Towards Efficient Long-context Modeling in Large Language Models
Chien Nguyen
Committee: Thien Nguyen (chair), Thanh Nguyen, Yu Wang
(May 2025)
Keywords: Information Extraction, Large Langauge Models

Effectively processing and utilizing information across long text sequences is a fundamental challenge in advancing Natural Language Processing (NLP). Tasks like document-level information extraction inherently require models to understand context that spans beyond single sentences, often throughout an entire document. Our recent work on Document-level Event Argument Extraction (EAE) achieved state-of-the-art performance by leveraging contextualized soft prompts and aggregating relevant document context.

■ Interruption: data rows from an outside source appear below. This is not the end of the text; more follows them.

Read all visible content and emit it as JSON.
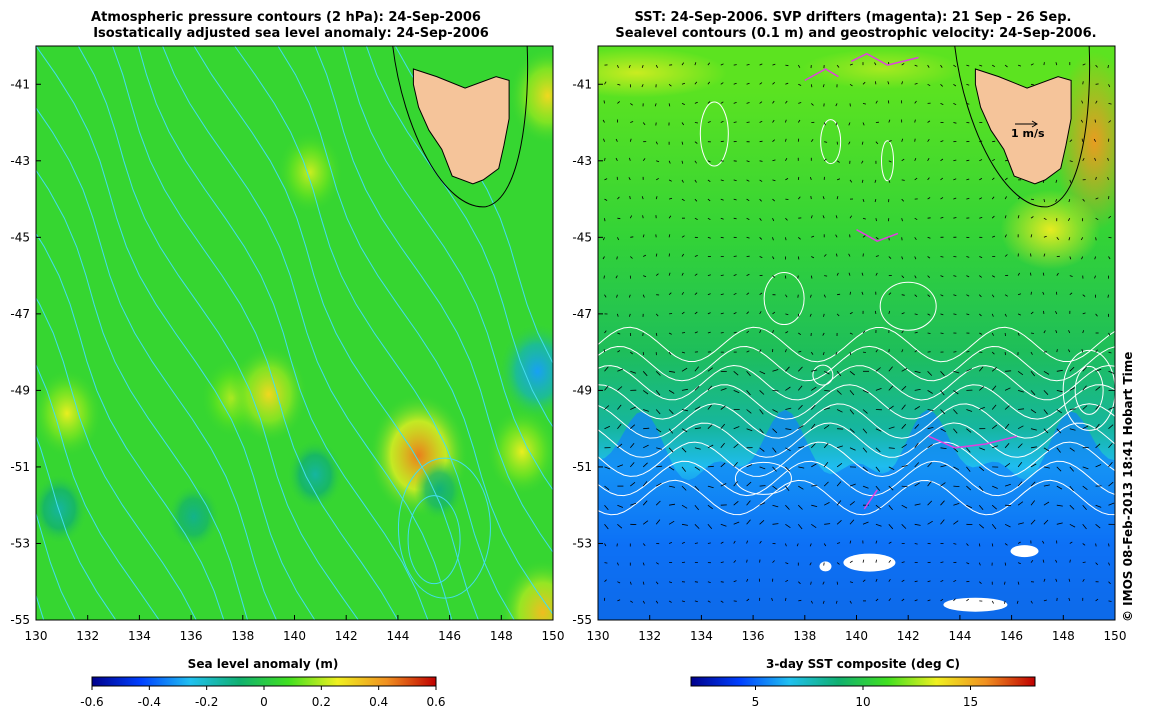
{
  "left_panel": {
    "title_line1": "Atmospheric pressure contours (2 hPa): 24-Sep-2006",
    "title_line2": "Isostatically adjusted sea level anomaly: 24-Sep-2006",
    "colorbar_label": "Sea level anomaly (m)",
    "colorbar_ticks": [
      "-0.6",
      "-0.4",
      "-0.2",
      "0",
      "0.2",
      "0.4",
      "0.6"
    ]
  },
  "right_panel": {
    "title_line1": "SST: 24-Sep-2006. SVP drifters (magenta): 21 Sep - 26 Sep.",
    "title_line2": "Sealevel contours (0.1 m) and geostrophic velocity: 24-Sep-2006.",
    "velocity_scale_label": "1 m/s",
    "colorbar_label": "3-day SST composite (deg C)",
    "colorbar_ticks": [
      "5",
      "10",
      "15"
    ]
  },
  "credit": "© IMOS 08-Feb-2013 18:41 Hobart Time",
  "chart_data": [
    {
      "type": "heatmap",
      "title": "Atmospheric pressure contours (2 hPa): 24-Sep-2006 / Isostatically adjusted sea level anomaly: 24-Sep-2006",
      "colorbar_label": "Sea level anomaly (m)",
      "xlim": [
        130,
        150
      ],
      "ylim": [
        -55,
        -40
      ],
      "x_ticks": [
        "130",
        "132",
        "134",
        "136",
        "138",
        "140",
        "142",
        "144",
        "146",
        "148",
        "150"
      ],
      "y_ticks": [
        "-41",
        "-43",
        "-45",
        "-47",
        "-49",
        "-51",
        "-53",
        "-55"
      ],
      "color_range": [
        -0.6,
        0.6
      ],
      "colorbar_colors": [
        "#00008c",
        "#0040ff",
        "#20c0f0",
        "#10b070",
        "#40e020",
        "#f0f020",
        "#f09020",
        "#c00000"
      ],
      "anomalies": [
        {
          "lon": 131.2,
          "lat": -49.6,
          "value": 0.25
        },
        {
          "lon": 130.9,
          "lat": -52.1,
          "value": -0.15
        },
        {
          "lon": 136.1,
          "lat": -52.3,
          "value": -0.12
        },
        {
          "lon": 137.6,
          "lat": -49.2,
          "value": 0.2
        },
        {
          "lon": 139.0,
          "lat": -49.1,
          "value": 0.3
        },
        {
          "lon": 140.6,
          "lat": -43.3,
          "value": 0.22
        },
        {
          "lon": 140.8,
          "lat": -51.2,
          "value": -0.15
        },
        {
          "lon": 144.8,
          "lat": -50.7,
          "value": 0.45
        },
        {
          "lon": 145.6,
          "lat": -51.6,
          "value": -0.1
        },
        {
          "lon": 149.4,
          "lat": -48.5,
          "value": -0.3
        },
        {
          "lon": 149.8,
          "lat": -41.3,
          "value": 0.3
        },
        {
          "lon": 149.6,
          "lat": -54.8,
          "value": 0.35
        },
        {
          "lon": 148.8,
          "lat": -50.6,
          "value": 0.25
        }
      ],
      "colors": {
        "land": "#f5c49a",
        "pressure_contours": "#44ddee"
      }
    },
    {
      "type": "heatmap",
      "title": "SST: 24-Sep-2006. SVP drifters (magenta): 21 Sep - 26 Sep. / Sealevel contours (0.1 m) and geostrophic velocity: 24-Sep-2006.",
      "colorbar_label": "3-day SST composite (deg C)",
      "xlim": [
        130,
        150
      ],
      "ylim": [
        -55,
        -40
      ],
      "x_ticks": [
        "130",
        "132",
        "134",
        "136",
        "138",
        "140",
        "142",
        "144",
        "146",
        "148",
        "150"
      ],
      "y_ticks": [
        "-41",
        "-43",
        "-45",
        "-47",
        "-49",
        "-51",
        "-53",
        "-55"
      ],
      "color_range": [
        2,
        18
      ],
      "colorbar_colors": [
        "#00008c",
        "#0040ff",
        "#20c0f0",
        "#10b070",
        "#40e020",
        "#f0f020",
        "#f09020",
        "#c00000"
      ],
      "sst_bands": [
        {
          "lat": -41,
          "sst": 11.5
        },
        {
          "lat": -45,
          "sst": 10.5
        },
        {
          "lat": -48,
          "sst": 9.5
        },
        {
          "lat": -50,
          "sst": 8
        },
        {
          "lat": -51,
          "sst": 6.5
        },
        {
          "lat": -53,
          "sst": 4
        },
        {
          "lat": -55,
          "sst": 3
        }
      ],
      "velocity_scale": "1 m/s",
      "colors": {
        "land": "#f5c49a",
        "sealevel_contours": "#ffffff",
        "drifters": "#e040e0",
        "velocity_arrows": "#000000"
      }
    }
  ]
}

However, this method, like many other powerful NLP models, relies on underlying Large Language Models (LLMs) with fixed and relatively short context windows, typically limited to a few thousand tokens. This report presents this state-of-the-art EAE work and highlights how its success, despite these context constraints, reveals the critical need for LLM architectures capable of handling significantly longer contexts efficiently. We then introduce Taipan, a novel hybrid LLM architecture we developed that combines the efficiency of State Space Models (Mamba-2) with the expressive power of Selective Attention Layers. Taipan is designed to efficiently model dependencies and retrieve information across context lengths up to one million tokens. We demonstrate Taipan’s superior performance on longcontext retrieval and extrapolation tasks, showing its potential to overcome the context bottleneck faced by current SOTA models and enable future advancements in tasks like documentlevel EAE on unprecedented scales.